Internationale vergelijking

Er wordt bij de verklaringen van het tegenwoordige kiezersgedrag ook wel gekeken naar internationale tendensen. Zo blijken de socialistische partijen in heel Europa het slecht te doen. Goh, da’s gemakkelijk: we verliezen allemaal, we kunnen er niets aan doen! Hoe verleidelijk dit soort vergelijkingen ook is, zinvoller is het om internationaal eens uit te vinden waarom bepaalde partijen wél winst boeken. Hiervoor moeten we ven wat verder weg kijken. Het bizarre is, dat in déze vergelijking partijen gevonden zijn, waaraan de westerse partijen zich niet graag spiegelen: namelijk organisaties als Hamas en Hezbollah. Dat deze partijen het volk achter zich krijgen, is voor het westen vaak een raadsel. Het zijn immers extremistische bewegingen, die de vrijheid van de burgers in grote mate beperken.

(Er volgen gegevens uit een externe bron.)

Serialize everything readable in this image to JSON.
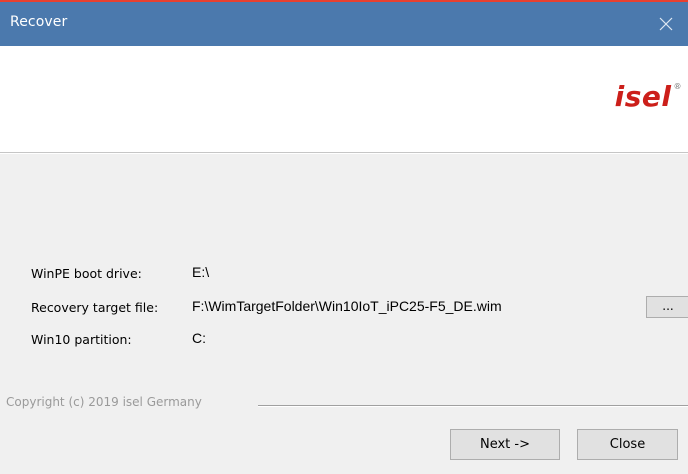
{
  "window": {
    "title": "Recover",
    "accent_color": "#4b79ad",
    "title_text_color": "#ffffff"
  },
  "banner": {
    "logo_text": "isel",
    "logo_mark": "®",
    "logo_color": "#cc1f1a"
  },
  "fields": {
    "boot_drive": {
      "label": "WinPE boot drive:",
      "value": "E:\\"
    },
    "target_file": {
      "label": "Recovery target file:",
      "value": "F:\\WimTargetFolder\\Win10IoT_iPC25-F5_DE.wim",
      "browse_label": "..."
    },
    "partition": {
      "label": "Win10 partition:",
      "value": "C:"
    }
  },
  "footer": {
    "copyright": "Copyright (c) 2019 isel Germany",
    "next_label": "Next ->",
    "close_label": "Close"
  },
  "icons": {
    "window_close": "close-icon"
  }
}
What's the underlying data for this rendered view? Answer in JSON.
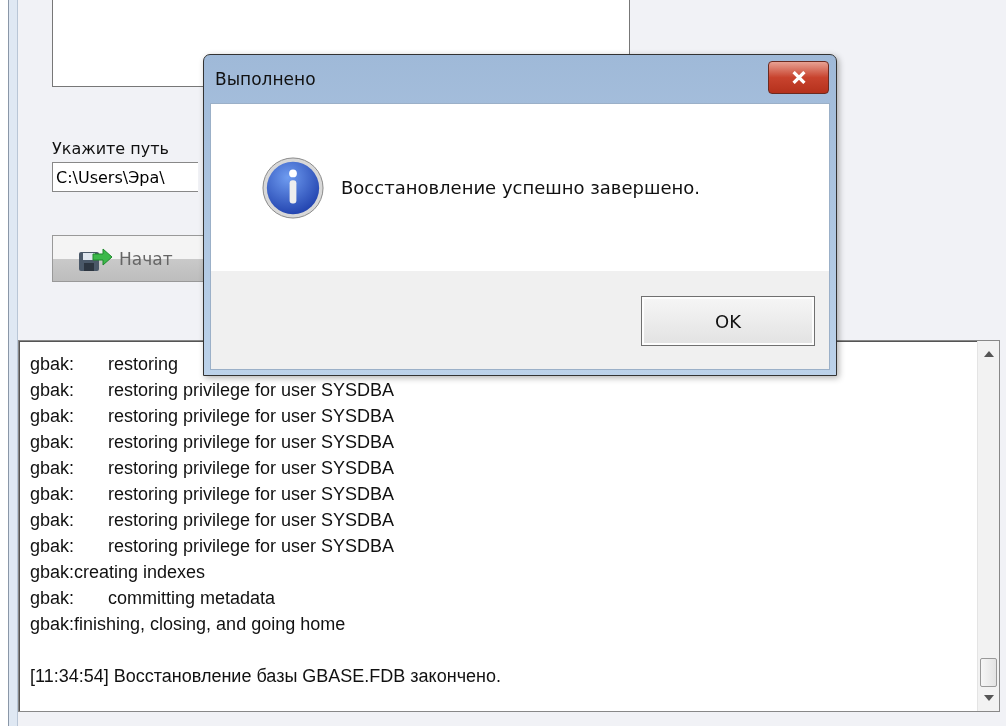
{
  "main_window": {
    "path_label": "Укажите путь",
    "path_field": {
      "value": "C:\\Users\\Эра\\"
    },
    "start_button": {
      "label": "Начат",
      "disabled": true
    },
    "log": {
      "lines": [
        "gbak:\trestoring",
        "gbak:\trestoring privilege for user SYSDBA",
        "gbak:\trestoring privilege for user SYSDBA",
        "gbak:\trestoring privilege for user SYSDBA",
        "gbak:\trestoring privilege for user SYSDBA",
        "gbak:\trestoring privilege for user SYSDBA",
        "gbak:\trestoring privilege for user SYSDBA",
        "gbak:\trestoring privilege for user SYSDBA",
        "gbak:creating indexes",
        "gbak:\tcommitting metadata",
        "gbak:finishing, closing, and going home"
      ],
      "summary": "[11:34:54] Восстановление базы GBASE.FDB закончено."
    }
  },
  "dialog": {
    "title": "Выполнено",
    "message": "Восстановление успешно завершено.",
    "buttons": [
      "OK"
    ]
  }
}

Maar er is een reden waarom deze partijen zo’n grote aanhang weten te verwerven. “Hamas heeft de reputatie van een eerlijke en hardwerkende beweging, die via zijn vele charitatieve instellingen de noden van het volk helpt verlichten”, schreef Bertus Hendriks (Wereldomroep) toen Hamas de Palestijnse gemeenteraadsverkiezingen in 2005 gewonnen had. Eenzelfde imago heeft Hezbollah, die sociale voorzieningen biedt in Zuid-Libanon en scholen en ziekenhuizen bouwt. Ook de in Egypte verboden Moslimbroederschap biedt basisvoorzieningen aan de minst bedeelden, en levert met zijn onafhankelijke verkiezingskandidaten steevast problemen op voor Mubarak.

Kortom: deze partijen zijn -los van hun extremisme- organisaties die zich daadwerkelijk inzetten voor de bevolking. En dat kweekt aanhang. 

Zorgzaamheid loont

Kan de PvdA iets leren van de góede zaken van de verzuiling en van de internationale vergelijking?

Zorgzaamheid loont, dat is duidelijk.

De partij zou in het gat kunnen springen dat de terugtrekkende overheid openlaat, door met de leden namens de partij vrijwilligerswerk te doen. Vrijwilligerswerk is hot tegenwoordig. Goed voor je CV, leuk voor een bedrijfsuitje. Er is genoeg te doen; op veel terreinen is er nog steeds grote vraag naar vrijwilligers.

Maar de politieke partijen, inclusief de PvdA, lijken zich buiten deze maatschappelijke ontwikkeling te plaatsen waarvoor ze met hun politieke keuzes zelf medeverantwoordelijk zijn. Als organisatie is de partij naar binnen gericht, waarbij de enige representanten naar buiten, de politici, worden beoordeeld op hun prestaties en uitstraling. De leden manifesteren zich bij congressen als spreekbuis van chagrijnig Nederland. De enige verdere ambitie van de leden lijkt het bestuurderschap te zijn; de opleidingsmogelijkheden van de partij bestaan uit kennisoverdracht en vaardigheidstrainingen in het politieke ambacht.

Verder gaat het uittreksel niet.